In 1981 she got the idea of making a documentary with Foucher about her grandfather. But after several trips to Cuba to interview the writer's friends and acquaintances, she realized the project was in a chaotic state. "I became very depressed," she said years later. "No one was interested in what I had to say, and everything seemed like it was out of control." In 1985 she called off the project, divorced Foucher—and dived head-first into despair. "I drank more and more and was slowly killing myself with alcohol," she recalled. "My thoughts were erratic, and I had trouble with my memory. I thought about suicide periodically, especially when I was drinking heavily."
The previous year, Hemingway had injured herself skiing in Austria; during her nine-month recovery she gained 75 pounds and sank deeper into depression. A 28-day stay at the Betty Ford Center in 1987 probably saved her life. Emerging trim and looking healthy, she devoted herself to running, yoga, painting, singing and to cooking dinners in the Manhattan apartment she shared with Stuart Sundlun, a businessman she had met on a blind date before entering rehab in 1987. But she was also anxious to resume her acting career, and when her role in the 1990 French movie Love in C Minor failed to gain Hollywood's attention, she did what many a struggling actress has done: posed nude for Playboy.
Her centerfold helped pay off the $900,000 in back taxes she owed the IRS but led nowhere. After she and Sundlun broke up in the early '90s, Hemingway turned her attention to what she called healing her spirit. She consulted with a Cheyenne Indian medicine man. She learned about the shamanic art of the Northwest Coast Indians. She had training in the huna philosophy of the Hawaiian kahunas. And in 1993 she began working with a network of chiropractors to treat her lifelong battle with dyslexia, her epilepsy and her bulimia, a problem from her modeling days. "I needed to go inside and clear the blockages," she told PEOPLE in 1994, "because nothing was coming to me, no jobs, no work."
In some ways, Hemingway did seem at peace. "She was a real phenomenal person," says Sundlun, who remained a friend. "She had a light touch on a heavy life." Model Cheryl Tiegs, a friend since the high times of the '70s, warmly remembers, "She was totally into the great outdoors. That was her main interest. She would come out to my house in Montauk [N.Y.] and sit on the beach, communing with the sea gulls. Everyone would come in the house and whisper and think it was kooky." Her unusual ways got a similarly affectionate reaction just two months ago at the Doral Saturnia spa in Miami, where she was the celebrity guest at a PEOPLE magazine function. "We'd all be yapping, and all of a sudden you'd address a question to Margaux, and she'd have her head down and her hands together, praying over her food," says PEOPLE editorial projects manager Louise Lague. "There was something spiritual going on."
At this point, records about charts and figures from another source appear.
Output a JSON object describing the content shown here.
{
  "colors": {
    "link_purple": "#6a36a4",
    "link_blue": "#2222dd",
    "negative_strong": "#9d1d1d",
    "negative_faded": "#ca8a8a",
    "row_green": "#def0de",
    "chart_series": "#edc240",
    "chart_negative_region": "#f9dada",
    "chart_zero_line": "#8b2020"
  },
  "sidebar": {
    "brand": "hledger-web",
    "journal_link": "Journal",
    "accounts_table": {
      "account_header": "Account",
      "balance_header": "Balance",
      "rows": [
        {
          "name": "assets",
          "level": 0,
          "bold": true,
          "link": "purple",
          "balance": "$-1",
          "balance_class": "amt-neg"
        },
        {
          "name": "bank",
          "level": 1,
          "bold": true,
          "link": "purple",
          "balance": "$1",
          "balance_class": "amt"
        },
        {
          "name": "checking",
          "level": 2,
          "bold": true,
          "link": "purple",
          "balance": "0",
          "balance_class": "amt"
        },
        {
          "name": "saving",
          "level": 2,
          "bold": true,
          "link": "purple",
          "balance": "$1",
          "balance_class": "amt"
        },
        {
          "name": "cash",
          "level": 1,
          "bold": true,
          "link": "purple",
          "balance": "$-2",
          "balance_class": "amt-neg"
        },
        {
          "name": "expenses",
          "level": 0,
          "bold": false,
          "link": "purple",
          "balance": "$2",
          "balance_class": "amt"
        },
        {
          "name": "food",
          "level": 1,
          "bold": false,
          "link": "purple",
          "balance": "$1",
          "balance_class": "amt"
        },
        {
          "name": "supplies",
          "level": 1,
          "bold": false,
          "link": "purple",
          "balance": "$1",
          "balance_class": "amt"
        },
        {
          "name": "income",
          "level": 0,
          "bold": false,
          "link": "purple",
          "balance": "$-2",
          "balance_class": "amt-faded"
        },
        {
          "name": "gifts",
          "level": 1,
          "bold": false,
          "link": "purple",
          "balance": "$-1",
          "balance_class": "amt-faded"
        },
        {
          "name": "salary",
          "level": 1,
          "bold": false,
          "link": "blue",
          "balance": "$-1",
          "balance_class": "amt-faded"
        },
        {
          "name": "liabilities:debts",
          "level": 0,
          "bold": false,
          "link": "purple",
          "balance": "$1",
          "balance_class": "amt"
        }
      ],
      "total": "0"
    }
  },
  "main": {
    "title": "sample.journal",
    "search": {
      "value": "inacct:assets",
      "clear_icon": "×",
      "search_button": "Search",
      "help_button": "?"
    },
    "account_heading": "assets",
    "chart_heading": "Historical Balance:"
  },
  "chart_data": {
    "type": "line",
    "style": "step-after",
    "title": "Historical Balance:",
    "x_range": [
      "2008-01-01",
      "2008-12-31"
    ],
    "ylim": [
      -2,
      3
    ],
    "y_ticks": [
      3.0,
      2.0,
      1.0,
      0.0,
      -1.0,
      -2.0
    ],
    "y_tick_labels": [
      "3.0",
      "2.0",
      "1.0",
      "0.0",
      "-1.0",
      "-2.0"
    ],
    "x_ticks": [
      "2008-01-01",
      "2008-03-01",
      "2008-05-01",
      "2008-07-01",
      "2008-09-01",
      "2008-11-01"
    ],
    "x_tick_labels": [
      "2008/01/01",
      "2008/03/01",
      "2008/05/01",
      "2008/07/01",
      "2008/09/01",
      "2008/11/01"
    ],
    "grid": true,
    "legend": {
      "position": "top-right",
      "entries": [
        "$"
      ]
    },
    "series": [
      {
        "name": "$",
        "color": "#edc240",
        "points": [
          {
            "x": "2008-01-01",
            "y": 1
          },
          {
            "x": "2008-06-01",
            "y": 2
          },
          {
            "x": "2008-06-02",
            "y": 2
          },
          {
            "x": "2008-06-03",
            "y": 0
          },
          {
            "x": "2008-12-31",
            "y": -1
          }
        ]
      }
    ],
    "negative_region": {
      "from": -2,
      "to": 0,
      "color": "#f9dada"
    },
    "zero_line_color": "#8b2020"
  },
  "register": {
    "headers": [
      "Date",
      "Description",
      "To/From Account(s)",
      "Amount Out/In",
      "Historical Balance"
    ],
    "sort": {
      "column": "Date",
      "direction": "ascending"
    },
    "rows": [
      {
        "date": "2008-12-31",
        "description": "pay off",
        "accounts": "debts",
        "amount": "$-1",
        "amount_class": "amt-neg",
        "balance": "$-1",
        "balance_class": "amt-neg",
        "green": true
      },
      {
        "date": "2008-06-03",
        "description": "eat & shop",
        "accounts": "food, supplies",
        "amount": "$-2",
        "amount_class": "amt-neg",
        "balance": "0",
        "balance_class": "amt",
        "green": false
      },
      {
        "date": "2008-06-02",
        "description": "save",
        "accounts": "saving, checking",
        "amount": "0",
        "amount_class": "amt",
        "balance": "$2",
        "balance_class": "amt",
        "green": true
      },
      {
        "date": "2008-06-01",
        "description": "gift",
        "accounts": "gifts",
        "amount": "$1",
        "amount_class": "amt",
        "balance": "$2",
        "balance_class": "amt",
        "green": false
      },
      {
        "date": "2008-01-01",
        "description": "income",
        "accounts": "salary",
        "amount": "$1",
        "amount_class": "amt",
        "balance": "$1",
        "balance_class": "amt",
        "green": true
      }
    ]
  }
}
In 1994, in pursuit of even greater spirituality, Hemingway took a trip to India, where she spent two months visiting holy sites. But according to Dr. Elin, the trip went badly. "Some sort of a breakdown happened over there," says Elin. "We don't know if she had a [epileptic] seizure followed by a breakdown or what. But whatever happened, the people there were unaccustomed to her condition, and she supposedly spent some time in jail. We eventually got her back, and she was hospitalized."
According to the Toronto Star, it was her father who consulted a psychiatrist and was instrumental in getting her treatment at a private clinic in Twin Falls, Idaho. But the crisis did not break the family impasse. "She's blaming Mariel or me or Jack [for her hospitalization]," Angela told PEOPLE soon after Hemingway was released early in 1995. "It's everybody else's fault. She's 40 years old and she's got to take responsibility for her life."
Sadly, now, she will never get that chance. Whatever the cause of death, Hemingway seemed confused in her final hours. At around 4:30 on Friday, June 28, she called Elin and left a message on her answering machine. "She didn't sound okay," says Elin. "She was slurring. She was just rambling. Her last sentence to me was, 'God loves you, God loves you, and I love you too.' " She had tried valiantly to climb back from the depths of depression, but clearly the former million-dollar model—whose most recent gigs included making infomercials for home-improvement products, promoting the Psychic hotline and filming straight-to-video films for a relatively measly $35,000 or so a pop—still had a way to travel. Last week the door to the Santa Monica apartment Hemingway hoped would be home to happier times swung open after the police had left. On the balcony a potted fern was blowing in the breeze. Unpacked boxes still stood on the floor. "It's very difficult when people don't want you anymore," says Elin. "She was just a gentle loving soul who got lost in fame and fortune."